Now, however, we have as the most-powerful-person-in-the-world-to-be, Donald Trump, a man who spews ideologies completely opposite to all of that. To see so many people chant the outdated views Trump holds makes me feel like the world as I’ve known it will cease to exist.
To be honest, it felt like some change was coming along in terms of women's rights. Women have been unstoppable in the past decade or so. Most companies offered equal pay, elected women CEOs and in every field, a woman has made worthy contributions.
The fact that Donald Trump has been elected not just affects these women now, but also puts a major setback to the hard work of noted women's rights activists such as Susan B Anthony and Alice Paul who had strived so hard to get us close to where we were. An environment that started seeming positive now has a dark cloud looming over it.
To put things into perspective for those who point to Donald Trump's “charming” daughter Ivanka Trump, she has a movement titled "Women who Work", which encourages and urges every woman to go out there and become independent earners for themselves. But it only sounds good until you see the picture for the movement which shows Ivanka sitting across a work table with her baby in her lap. Why can't women work without having to "balance" their family life and work life? For a while, there's been this idea that people try to propagate — that the mark of a "good" woman is one who can balance both. And Ivanka's so-called movement for making women independent fits right into that situation brought about by social pressure.
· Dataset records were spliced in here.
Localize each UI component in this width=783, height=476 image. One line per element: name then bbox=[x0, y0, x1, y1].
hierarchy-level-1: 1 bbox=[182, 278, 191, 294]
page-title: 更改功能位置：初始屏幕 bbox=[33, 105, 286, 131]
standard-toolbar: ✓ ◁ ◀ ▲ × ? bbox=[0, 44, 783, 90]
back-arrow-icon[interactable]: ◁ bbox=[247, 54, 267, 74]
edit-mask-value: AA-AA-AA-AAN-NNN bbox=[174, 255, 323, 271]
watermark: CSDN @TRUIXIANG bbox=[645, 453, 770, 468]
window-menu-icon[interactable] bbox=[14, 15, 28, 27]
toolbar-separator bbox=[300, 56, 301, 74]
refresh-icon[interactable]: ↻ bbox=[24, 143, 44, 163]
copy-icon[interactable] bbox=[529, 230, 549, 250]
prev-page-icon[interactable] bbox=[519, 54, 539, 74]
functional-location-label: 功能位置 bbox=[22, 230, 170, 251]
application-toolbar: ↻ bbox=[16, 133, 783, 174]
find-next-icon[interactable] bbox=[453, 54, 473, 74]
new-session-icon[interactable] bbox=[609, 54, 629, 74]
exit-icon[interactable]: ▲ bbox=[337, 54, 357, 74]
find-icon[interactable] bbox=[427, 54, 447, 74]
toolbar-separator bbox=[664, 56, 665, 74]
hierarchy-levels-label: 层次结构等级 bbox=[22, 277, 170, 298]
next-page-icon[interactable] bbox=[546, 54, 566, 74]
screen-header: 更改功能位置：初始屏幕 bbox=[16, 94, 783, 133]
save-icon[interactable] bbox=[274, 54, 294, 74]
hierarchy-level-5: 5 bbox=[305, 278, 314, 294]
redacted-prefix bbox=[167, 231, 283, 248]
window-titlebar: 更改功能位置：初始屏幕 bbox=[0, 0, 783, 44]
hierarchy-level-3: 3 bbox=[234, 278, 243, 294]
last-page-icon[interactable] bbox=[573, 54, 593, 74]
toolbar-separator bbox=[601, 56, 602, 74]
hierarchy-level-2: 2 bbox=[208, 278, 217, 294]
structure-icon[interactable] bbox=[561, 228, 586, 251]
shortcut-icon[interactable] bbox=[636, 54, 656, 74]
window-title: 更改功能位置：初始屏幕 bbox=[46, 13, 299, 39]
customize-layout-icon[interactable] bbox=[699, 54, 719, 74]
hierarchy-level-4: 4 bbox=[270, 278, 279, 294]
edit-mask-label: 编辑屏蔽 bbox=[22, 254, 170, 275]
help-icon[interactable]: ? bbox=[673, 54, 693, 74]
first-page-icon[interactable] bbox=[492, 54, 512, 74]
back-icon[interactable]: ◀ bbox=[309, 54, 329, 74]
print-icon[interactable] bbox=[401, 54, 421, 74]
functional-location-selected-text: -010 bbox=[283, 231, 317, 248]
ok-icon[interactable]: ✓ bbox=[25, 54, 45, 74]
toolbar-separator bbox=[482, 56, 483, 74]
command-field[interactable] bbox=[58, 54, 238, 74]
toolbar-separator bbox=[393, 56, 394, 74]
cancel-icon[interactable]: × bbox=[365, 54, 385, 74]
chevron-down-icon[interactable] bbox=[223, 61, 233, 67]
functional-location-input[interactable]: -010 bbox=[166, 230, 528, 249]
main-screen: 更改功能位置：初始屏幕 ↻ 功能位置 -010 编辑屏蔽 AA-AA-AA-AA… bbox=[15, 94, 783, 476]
In fact, it also forms the basis for Donald Trump's statements surrounding abortion that he is against the whole idea of it. This also means that the bill passed by Obama to protect women's access to contraception and abortion could take a backseat. Being a woman, I can never get past why I can’t be the boss of my own body? Men certainly are not told what to do. Why should some man decide for me?
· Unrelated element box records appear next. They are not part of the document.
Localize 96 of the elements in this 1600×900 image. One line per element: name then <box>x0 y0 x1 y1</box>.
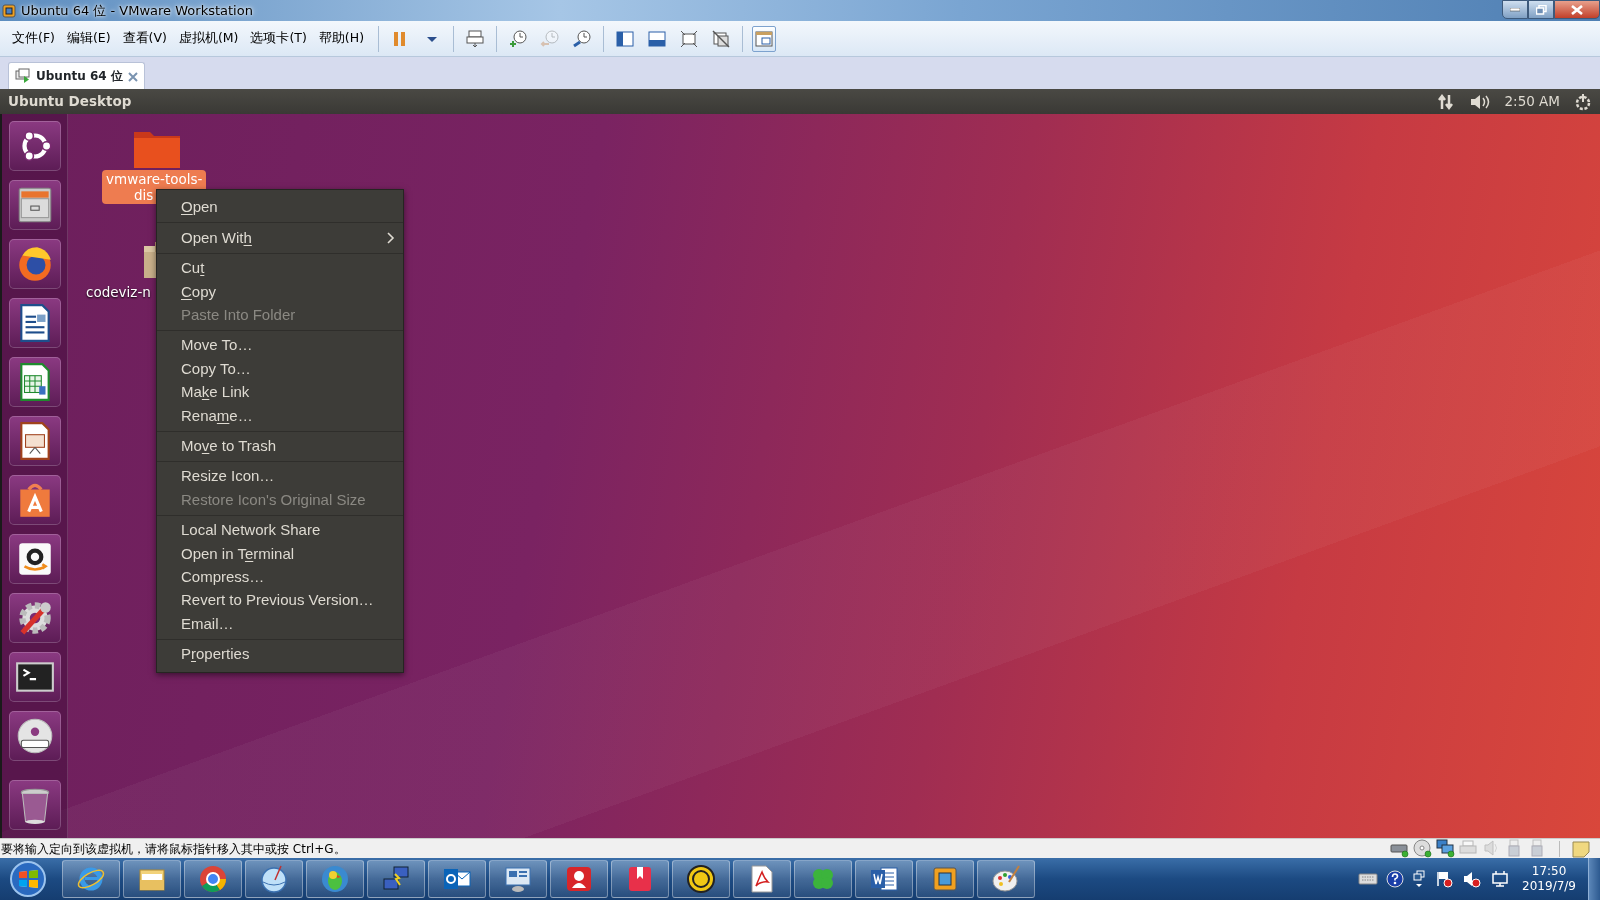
menu-item[interactable]: Copy <box>157 280 403 304</box>
paint-palette-icon <box>991 864 1021 894</box>
menu-item[interactable]: Properties <box>157 642 403 667</box>
taskbar-button[interactable] <box>367 860 425 898</box>
glass-sphere-icon <box>259 864 289 894</box>
menu-item[interactable]: 查看(V) <box>116 27 173 50</box>
vm-screen-icon <box>15 68 31 84</box>
help-icon[interactable] <box>1386 870 1405 888</box>
launcher-item[interactable] <box>8 780 61 830</box>
taskbar-button[interactable] <box>123 860 181 898</box>
taskbar-button[interactable] <box>245 860 303 898</box>
menu-item[interactable]: 编辑(E) <box>60 27 117 50</box>
restore-icon <box>1535 4 1547 15</box>
clock-plus-icon[interactable] <box>508 28 528 49</box>
launcher-item[interactable] <box>8 357 61 407</box>
menu-item[interactable]: Revert to Previous Version… <box>157 588 403 613</box>
menu-item[interactable]: Cut <box>157 256 403 281</box>
menu-item[interactable]: Move to Trash <box>157 434 403 458</box>
chevron-right-icon <box>385 232 395 245</box>
vm-window-icon <box>930 864 960 894</box>
disc-icon[interactable] <box>1413 839 1432 858</box>
menu-item[interactable]: Move To… <box>157 333 403 358</box>
close-button[interactable] <box>1554 0 1600 19</box>
console-window-icon <box>754 28 774 49</box>
keyboard-icon[interactable] <box>1358 871 1379 887</box>
launcher-item[interactable] <box>8 298 61 348</box>
close-icon <box>1571 4 1583 15</box>
taskbar-button[interactable] <box>550 860 608 898</box>
word-document-icon <box>869 864 899 894</box>
launcher-item[interactable] <box>8 180 61 230</box>
menu-item[interactable]: Make Link <box>157 380 403 405</box>
menu-item[interactable]: 文件(F) <box>6 27 61 50</box>
network-monitors-icon[interactable] <box>1436 839 1455 858</box>
status-message: 要将输入定向到该虚拟机，请将鼠标指针移入其中或按 Ctrl+G。 <box>1 840 346 858</box>
ring-disc-icon <box>686 864 716 894</box>
file-label[interactable]: codeviz-n <box>82 283 155 301</box>
menu-item[interactable]: 选项卡(T) <box>244 27 313 50</box>
menu-item[interactable]: Compress… <box>157 565 403 589</box>
taskbar-button[interactable] <box>306 860 364 898</box>
taskbar-button[interactable] <box>855 860 913 898</box>
view-button[interactable] <box>752 25 776 52</box>
flag-alert-icon[interactable] <box>1434 870 1455 888</box>
tricolor-circle-icon <box>198 864 228 894</box>
network-arrows-icon[interactable] <box>1436 92 1455 111</box>
menu-item[interactable]: 虚拟机(M) <box>172 27 245 50</box>
show-desktop-button[interactable] <box>1588 858 1600 900</box>
taskbar-button[interactable] <box>184 860 242 898</box>
speaker-muted-icon[interactable] <box>1462 870 1483 888</box>
network-icon[interactable] <box>1490 870 1511 888</box>
launcher-item[interactable] <box>8 534 61 584</box>
menu-item[interactable]: Rename… <box>157 404 403 428</box>
crossed-window-icon[interactable] <box>711 28 731 49</box>
clock-date[interactable]: 2019/7/9 <box>1522 879 1576 894</box>
window-stack-icon[interactable] <box>1412 870 1427 888</box>
reader-app-icon <box>564 864 594 894</box>
taskbar-button[interactable] <box>977 860 1035 898</box>
launcher-item[interactable] <box>8 711 61 761</box>
panel-clock[interactable]: 2:50 AM <box>1504 91 1560 112</box>
keyboard-keys-icon[interactable] <box>465 28 485 49</box>
restore-button[interactable] <box>1528 0 1554 19</box>
parrot-icon <box>320 864 350 894</box>
menu-item[interactable]: 帮助(H) <box>312 27 370 50</box>
taskbar-button[interactable] <box>611 860 669 898</box>
panel-title: Ubuntu Desktop <box>8 92 132 112</box>
minimize-icon <box>1510 7 1520 12</box>
launcher-item[interactable] <box>8 416 61 466</box>
launcher-item[interactable] <box>8 652 61 702</box>
taskbar-button[interactable] <box>672 860 730 898</box>
taskbar-button[interactable] <box>428 860 486 898</box>
minimize-button[interactable] <box>1502 0 1528 19</box>
menu-item[interactable]: Email… <box>157 612 403 636</box>
window-title: Ubuntu 64 位 - VMware Workstation <box>21 1 253 20</box>
taskbar-button[interactable] <box>489 860 547 898</box>
launcher-item[interactable] <box>8 475 61 525</box>
launcher-item[interactable] <box>8 593 61 643</box>
menu-item[interactable]: Resize Icon… <box>157 464 403 489</box>
launcher-item[interactable] <box>8 121 61 171</box>
menu-item[interactable]: Local Network Share <box>157 518 403 543</box>
fullscreen-icon[interactable] <box>679 28 699 49</box>
power-gear-icon[interactable] <box>1574 92 1592 111</box>
volume-icon[interactable] <box>1468 92 1491 111</box>
launcher-item[interactable] <box>8 239 61 289</box>
menu-item[interactable]: Open With <box>157 226 403 250</box>
taskbar-button[interactable] <box>733 860 791 898</box>
sidebar-layout-icon[interactable] <box>615 28 635 49</box>
vm-tab[interactable]: Ubuntu 64 位 <box>8 62 145 89</box>
monitor-panel-icon <box>503 864 533 894</box>
menu-item[interactable]: Open in Terminal <box>157 542 403 566</box>
clock-time[interactable]: 17:50 <box>1531 864 1567 879</box>
taskbar-button[interactable] <box>62 860 120 898</box>
tab-label: Ubuntu 64 位 <box>36 68 123 85</box>
bottom-bar-layout-icon[interactable] <box>647 28 667 49</box>
start-orb-icon[interactable] <box>8 859 48 899</box>
menu-item[interactable]: Copy To… <box>157 357 403 381</box>
app-window-icon <box>2 3 16 18</box>
clock-wrench-icon[interactable] <box>572 28 592 49</box>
As for the secularist in me, coming from a country where Islamophobia is becoming all too real despite having among the largest Muslim populations in the world, Trump’s plan to ban immigrants because of their faith hits too close to home.
Taking his love for real estate a little too far, Trump had also proposed building a wall along the border of Mexico. Calling people certain offensive names is still the norm in some places, but now, we have a leader who wants to lead by a bad example and does so openly. Making fun of a person's family or heritage or cultural practices seems to be the socially-accepted practice in the coming era of Donald Trump's presidency.
The first thing that Trump needs to learn is to treat humans like humans. To treat women like fellow human beings and not as objects to possess. To treat minorities as humans, and not 'threats'. To treat people of different races as humans and not as stereotypes. To treat people with disabilities as humans and not as an inconvenience.
Bernie Sanders, in tears after the results were announced, has vowed to fight against whatever racist, sexist or inhumane measures Trump may adopt. While that does give someone like me hope, right now it seems like you're only safe in the US if you're white and have no pussy to 'grab'.
For the sake of humanity, I'm hoping against all hope that Donald Trump is miraculously a good president. Maybe somehow this responsibility will bring out the best in him. Fingers crossed.